[Question] Pondering how good or bad things will be in the AGI future

Yesterday I heard a podcast where someone said he hoped AGI would be developed in his lifetime. This confused me, and I realized that it might be useful—at least for me—to write down this confusion.

Consider that for some reasons—different history, different natural laws, whatever—LLMs had never been invented, the AI winter had taken forever, and AGI would generally be impossible. Progress would still have been possible in this hypothetical world, but without whatever is called AI nowadays or in the real-world future.

Such a world seems enjoyable. It is plausible that technological and political progress might get it to fulfilling all Sustainable Development Goals. Yes, death would still exist (though people might live much longer than they currently do). Yes, existential risks to humanity would still exist, although they might be smaller and hopefully kept in check. Yes, sadness and other bad feelings would still exist. Mental health would potentially fare very well in the long term (but perhaps poorly in the short term, due to smartphones or whatever). Overall, if I had to choose between living in the 2010s and not living at all, I think the 2010s were the much better choice, as were the 2000s and the 1990s (at least for the average population in my area). And the hypothetical 2010s (or hypothetical 2024) without AGI could still develop into something better.

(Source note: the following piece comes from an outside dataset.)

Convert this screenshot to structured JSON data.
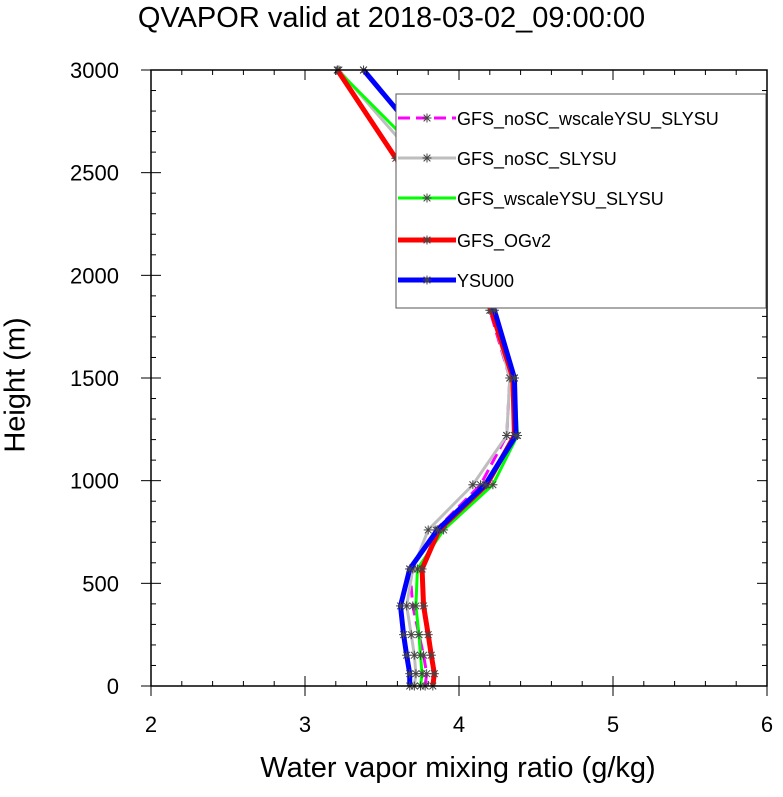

But what about the actual future?

It clearly seems very likely that AI progress will continue. Median respondents to the 2023 Expert Survey on Progress in AI “put 5% or more on advanced AI leading to human extinction or similar, and a third to a half of participants gave 10% or more”. Some people seem to think that the extinction event that is expected with some 5% or whatever in the AI catastrophe case is some very fast event—maybe too fast for people to even realize what is happening. I do not know why that should be the case; a protracted and very unpleasant catastrophe seems at least as likely (conditional on the extinction case). So these 5% do not seem negligible.[1]

Well, at least in 19 of 20 possible worlds, everything goes extremely well because we have a benevolent AGI then, right?

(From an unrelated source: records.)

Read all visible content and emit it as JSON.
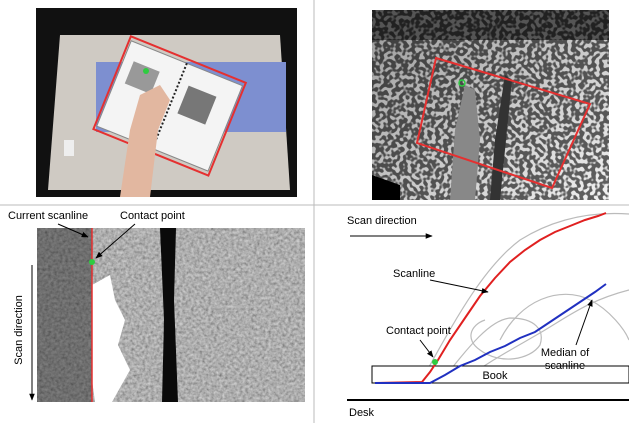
{
  "labels": {
    "current_scanline": "Current scanline",
    "contact_point_left": "Contact point",
    "scan_direction_left": "Scan direction",
    "scan_direction_right": "Scan direction",
    "scanline": "Scanline",
    "contact_point_right": "Contact point",
    "median_of_scanline": [
      "Median of",
      "scanline"
    ],
    "book": "Book",
    "desk": "Desk"
  }
}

That’s not clear, because an AGI future seems hard to imagine anyway. It seems so hard to imagine that while I’ve read a lot about what could go wrong, I haven’t yet found a concrete scenario of a possible future with AGI that strikes me as both a likely future and promising.

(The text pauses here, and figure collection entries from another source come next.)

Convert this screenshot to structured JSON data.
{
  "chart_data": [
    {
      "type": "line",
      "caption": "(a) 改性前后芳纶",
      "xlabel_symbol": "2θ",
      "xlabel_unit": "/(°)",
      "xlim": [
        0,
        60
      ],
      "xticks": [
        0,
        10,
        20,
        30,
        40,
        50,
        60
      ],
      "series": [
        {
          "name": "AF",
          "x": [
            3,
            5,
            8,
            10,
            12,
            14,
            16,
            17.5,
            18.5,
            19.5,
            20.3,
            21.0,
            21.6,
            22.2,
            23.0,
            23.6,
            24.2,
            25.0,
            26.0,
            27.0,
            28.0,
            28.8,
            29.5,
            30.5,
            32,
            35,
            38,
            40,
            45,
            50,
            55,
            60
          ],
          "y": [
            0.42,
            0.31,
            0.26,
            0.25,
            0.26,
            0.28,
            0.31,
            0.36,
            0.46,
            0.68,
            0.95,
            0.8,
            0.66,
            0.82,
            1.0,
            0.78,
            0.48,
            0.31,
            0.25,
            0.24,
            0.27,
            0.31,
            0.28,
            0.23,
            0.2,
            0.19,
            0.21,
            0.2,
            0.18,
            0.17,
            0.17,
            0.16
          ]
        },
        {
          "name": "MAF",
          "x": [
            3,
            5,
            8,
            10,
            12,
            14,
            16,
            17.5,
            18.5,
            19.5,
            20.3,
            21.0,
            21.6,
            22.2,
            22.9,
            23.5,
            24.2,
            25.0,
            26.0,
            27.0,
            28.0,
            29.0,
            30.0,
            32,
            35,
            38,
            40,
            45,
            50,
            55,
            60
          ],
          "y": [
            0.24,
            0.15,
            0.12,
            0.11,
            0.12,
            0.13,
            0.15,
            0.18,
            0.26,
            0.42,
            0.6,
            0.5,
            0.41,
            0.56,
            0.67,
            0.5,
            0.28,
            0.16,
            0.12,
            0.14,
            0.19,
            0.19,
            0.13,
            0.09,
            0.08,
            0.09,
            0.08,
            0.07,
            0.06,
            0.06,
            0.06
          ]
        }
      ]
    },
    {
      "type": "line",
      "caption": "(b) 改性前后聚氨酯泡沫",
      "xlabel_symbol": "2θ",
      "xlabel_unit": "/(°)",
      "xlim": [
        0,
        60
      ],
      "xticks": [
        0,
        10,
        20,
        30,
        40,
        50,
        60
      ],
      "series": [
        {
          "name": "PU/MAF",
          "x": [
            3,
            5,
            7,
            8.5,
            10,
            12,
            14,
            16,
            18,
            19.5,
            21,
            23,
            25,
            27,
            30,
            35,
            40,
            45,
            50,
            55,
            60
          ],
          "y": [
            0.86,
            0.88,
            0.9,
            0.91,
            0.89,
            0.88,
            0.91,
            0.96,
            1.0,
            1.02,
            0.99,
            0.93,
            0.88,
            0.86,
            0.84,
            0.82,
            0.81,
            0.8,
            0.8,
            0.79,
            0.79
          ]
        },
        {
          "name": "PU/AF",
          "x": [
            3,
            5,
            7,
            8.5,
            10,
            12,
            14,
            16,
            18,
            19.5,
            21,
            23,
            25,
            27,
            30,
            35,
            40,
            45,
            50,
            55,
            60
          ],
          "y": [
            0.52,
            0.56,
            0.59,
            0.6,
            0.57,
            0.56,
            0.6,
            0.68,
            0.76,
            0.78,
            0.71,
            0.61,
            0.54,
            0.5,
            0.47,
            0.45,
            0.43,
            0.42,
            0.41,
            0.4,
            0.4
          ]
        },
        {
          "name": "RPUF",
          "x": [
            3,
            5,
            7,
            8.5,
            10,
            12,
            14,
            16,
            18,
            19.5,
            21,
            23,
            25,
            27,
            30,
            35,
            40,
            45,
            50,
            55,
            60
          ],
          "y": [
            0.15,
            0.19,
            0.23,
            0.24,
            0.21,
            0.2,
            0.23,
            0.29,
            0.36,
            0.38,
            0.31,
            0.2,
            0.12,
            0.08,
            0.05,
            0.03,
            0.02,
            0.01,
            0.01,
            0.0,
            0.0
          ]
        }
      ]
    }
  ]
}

Sure, it seems that everybody should look forward to a world without suffering, but reading such scenarios, they do not feel like a real possibility, but like a fantasy. A fantasy does not have to obey real-world constraints, and that does not only include physical limitations but also all the details of how people find meaning, how they interact and how they feel when they spend their days.

It is unclear how we would spend our days in the AGI future, it is not guaranteed that “noone is left behind”, and it seems impossible to prepare. AI companies do not have a clear vision where we are heading, and journalists are not asking them because they just assume that creating AGI is a normal way of making money.

Do I hope that AGI will be developed during my lifetime? No, and maybe you are also reluctant about this, but nobody is asking you for your permission anyway. So if you can say something to make the 95% probability mass look good, I’d of course appreciate it. How do you prepare? What do you expect your typical day to be like in 2050?

  1. ^

    Of course, there are more extinction risks than just AI. In 2020, Toby Ord estimated “a 1 in 6 total risk of existential catastrophe occurring in the next century”.